Side view of the speaker.

Sarah Tew/CNET

Where it does best is with well-recorded, simpler tracks. The midrange is pretty forward so vocals stand out and acoustical tracks sound clean and dynamic (Sting's the Last Ship and The Rolling Stone' Hot Rocks came across well, for example). It sounded good with jazz and some rock material and it handled Nirvana's "All Apologies" as well as some bigger Bluetooth speakers. But with complicated material (a lot of instruments playing at the same time), you'll lose some definition (it did OK with Arcade Fire's Reflektor album but it sounds a lot better through a good pair of $300 headphones).

As far as the volume goes, it really does play loud -- it can fill a small- to medium-sized room, though it's a bit directional (stand off to the side and the sound quality diminishes).

It plays louder than its predecessors and doesn't distort at higher volumes, though to steer clear of distortion it rolls off the bass and sounds like it's restraining itself to keep from going off a cliff. Pop tracks like Ellie Goulding's "Burn" sounded pretty punchy and relatively clean. But it was hit or miss with techno tracks. The bass can sometimes seem a little subdued at higher volumes, so just don't expect real thumping bass with a lot of oomph to it. Then again, as I've said before, it's just not fair to expect subwoofer-level performance from a speaker the size of a hardcover book.

The reality is the SoundLink III is designed to play at more modest volume levels (it sounds best when it isn't pushed) and I think it offers a more detail and bass at lower volumes than its predecessors. In other words, it seems to sound a little richer at lower volumes, which is a good thing because that's how a lot of folks end up using this speaker -- as a background music generator.

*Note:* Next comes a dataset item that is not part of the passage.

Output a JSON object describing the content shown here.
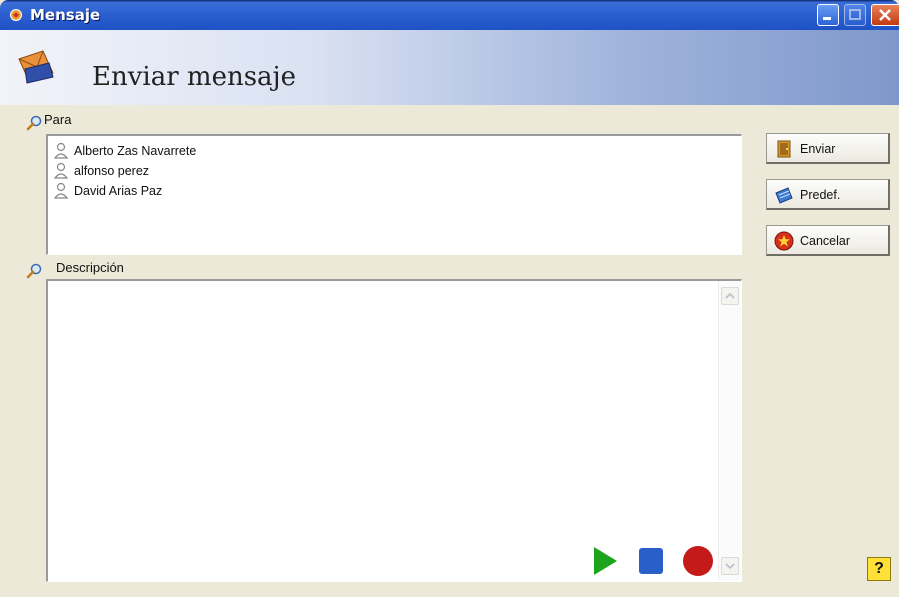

If you're looking for a better value for quality casual listening, there's plenty of other stuff out there in the $150 range that does a good job (the TDK Life on Record, for example). In the $200 to $300 range, I also like the Sony SRS-BTX500 and Logitech UE Boombox, as well as the aforementioned Big Jambox.

But you'll be hard-pressed to find a Bluetooth speaker that's as compact as the SoundLink III and sounds as good (yes, it produces bigger and better sound than the SoundLink Mini, which performs remarkably well for its size).

The competition in the portable Bluetooth speaker arena is much stiffer these days and the Bose SoundLink Bluetooth Speaker III isn't as big of a standout as it was when the first version launched in 2011. It also isn't as feature-rich as some models. Still, its sound and battery life have improved (the battery life is a bigger jump than the sound), and its build quality remains top notch.

We could sit here and argue which competing models sound as good (or almost as good) for less money. However, at the end of the day, the Bose SoundLink Bluetooth Speaker III is a high-quality product that's an easy speaker to recommend if you can afford it. Audiophiles may not be wowed, but most people will be duly impressed by the quality of the sound it produces for its size.